Now the German demands for the Americans to surrender are relayed to Gen. McAuliffe’s headquarters. From SLA Marshall’s account of these eight days, even on the 22d when supplies were at such a low ebb, Gen. McAuliffe could not conceive surrendering to the Germans. Of the cuff and completely impromptu Gen. McAuliffe’s reaction to these demands were “Aw nuts!” and laughed. And he was not the only one to think he was winning, it seemed the rumor mill stated the Germans had come in to surrender to the Americans. But Gen. McAuliffe had to give an answer to the German demands. He asked his staff because he was stumped; his G-3 Col. Kinnard suggested he use what he had just said. Gen. McAuliffe asked what did he say? Col. Kinnard told him he had said “Nuts!” The staff loved it and so Gen. McAuliffe decided to use that as his reply.
Soon the messenger, Colonel Harper, was back at the company command post. The two German officers are still guarded and blindfolded. Col. Harper tells them he has an answer. Our American soldier has taken the truce time to do some shaving and eating before going back to his position. He now sees the four Germans leave under their giant white truce flag. Then he hears what Gen. McAuliffe’s reply to the surrender demands were and can’t help but laugh. He maybe cold and still a bit hungry, but he is confident they can hold Bastogne.
The fighting to take Bastonge would continue for four more days. But the situation would never be as dire as it was on the 22d with short rations and being short on ammo. On the 23rd the first air resupply would be carried out by C-47s, lifting troop morale while bolstering the anemic supply situation. The Germans kept trying to take the town and finally the thing the Germans had dreaded most happened, the skies truly cleared and 9th Air Force fighter-bombers started to be called in to break up attacks.
Finally in late afternoon of December 26th, elements of 4th Armored Division under LtCol Creighton Abrams broke the German encirclement and reached Bastogne. There would still be many more days of fighting ahead. But with access to Bastogne secured and the forces defending it reinforced by elements of the 4th Armored Division, the end of the German Ardennes offensive was in sight.
If Gen. McAuliffe had not had such confidence in his men and his situation, then it could have transpired the American forces in Bastogne might have surrendered and our American soldier and his comrades marched towards the Fatherland while the German forces pushed towards Antwerp. The British forces north would have been split off from the American forces while the only American armored division capable of foiling this thrust, the 4th, would have been bled white from its furious attack to relieve Bastogne. Imagine the consternation in Eisenhower's headquarters if the 101st had surrendered, it would be akin to one of Rome's legions losing its standard.
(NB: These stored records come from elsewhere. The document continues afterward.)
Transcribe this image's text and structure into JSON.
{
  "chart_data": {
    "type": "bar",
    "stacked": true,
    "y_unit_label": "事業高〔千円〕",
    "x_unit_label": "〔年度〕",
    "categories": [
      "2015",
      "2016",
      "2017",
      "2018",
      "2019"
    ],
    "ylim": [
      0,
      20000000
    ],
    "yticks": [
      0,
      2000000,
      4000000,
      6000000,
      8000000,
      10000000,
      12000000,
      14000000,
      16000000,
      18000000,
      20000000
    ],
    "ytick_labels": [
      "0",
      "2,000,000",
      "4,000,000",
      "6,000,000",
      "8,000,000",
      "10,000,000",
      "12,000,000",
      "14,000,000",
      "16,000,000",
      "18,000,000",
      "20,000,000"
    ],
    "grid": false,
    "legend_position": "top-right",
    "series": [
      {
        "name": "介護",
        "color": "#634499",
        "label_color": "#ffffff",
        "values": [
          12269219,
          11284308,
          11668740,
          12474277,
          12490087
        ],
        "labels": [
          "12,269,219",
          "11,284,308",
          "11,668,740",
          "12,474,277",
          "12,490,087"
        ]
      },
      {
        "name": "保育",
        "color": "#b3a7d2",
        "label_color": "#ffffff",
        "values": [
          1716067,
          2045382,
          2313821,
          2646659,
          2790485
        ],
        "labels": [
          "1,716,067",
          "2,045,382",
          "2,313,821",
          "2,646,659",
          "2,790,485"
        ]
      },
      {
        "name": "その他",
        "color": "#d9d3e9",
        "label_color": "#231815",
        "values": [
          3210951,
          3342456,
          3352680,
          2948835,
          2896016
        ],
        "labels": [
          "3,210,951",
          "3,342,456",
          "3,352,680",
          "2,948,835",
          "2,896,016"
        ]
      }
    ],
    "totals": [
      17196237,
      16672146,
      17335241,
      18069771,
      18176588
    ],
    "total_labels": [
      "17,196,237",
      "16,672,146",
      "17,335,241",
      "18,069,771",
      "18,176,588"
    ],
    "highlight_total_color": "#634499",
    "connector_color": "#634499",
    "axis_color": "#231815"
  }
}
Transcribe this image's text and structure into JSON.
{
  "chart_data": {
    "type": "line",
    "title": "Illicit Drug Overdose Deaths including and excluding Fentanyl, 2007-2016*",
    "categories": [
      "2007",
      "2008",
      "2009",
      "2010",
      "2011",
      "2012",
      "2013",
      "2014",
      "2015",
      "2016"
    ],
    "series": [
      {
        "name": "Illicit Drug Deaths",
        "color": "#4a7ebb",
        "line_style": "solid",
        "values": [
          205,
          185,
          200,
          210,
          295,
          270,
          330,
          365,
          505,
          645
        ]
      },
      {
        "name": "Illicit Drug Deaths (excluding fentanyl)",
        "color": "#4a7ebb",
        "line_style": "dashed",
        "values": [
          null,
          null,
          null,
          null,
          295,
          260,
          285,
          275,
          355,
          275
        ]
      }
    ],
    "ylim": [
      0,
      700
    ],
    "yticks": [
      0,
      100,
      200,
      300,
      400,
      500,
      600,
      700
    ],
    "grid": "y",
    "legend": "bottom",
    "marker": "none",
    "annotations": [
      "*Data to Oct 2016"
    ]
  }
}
When callow people call for American disengagement in Iraq, remember that cold bleak day called December 22d, 1944 when Gen. McAuliffe colorfully told the Germans no to their surrender demands. The Iraqis are now voting on their first popularly elected government, this is a turning point in their history. Contrary to Rep. Murtha, over 70% of the Iraqis want Americans to stay and help them defend their country. The Western world has a moral obligation to stay there and help Iraqis realize all of their potential, to do otherwise is to betray the trust the United States has earned there in Iraq in the blood of brave Americans. The trust that the Americans, the Australians, the Poles, the British, and other allies are there to help them; the trust that these countries are not there in their country to hold sovereignty.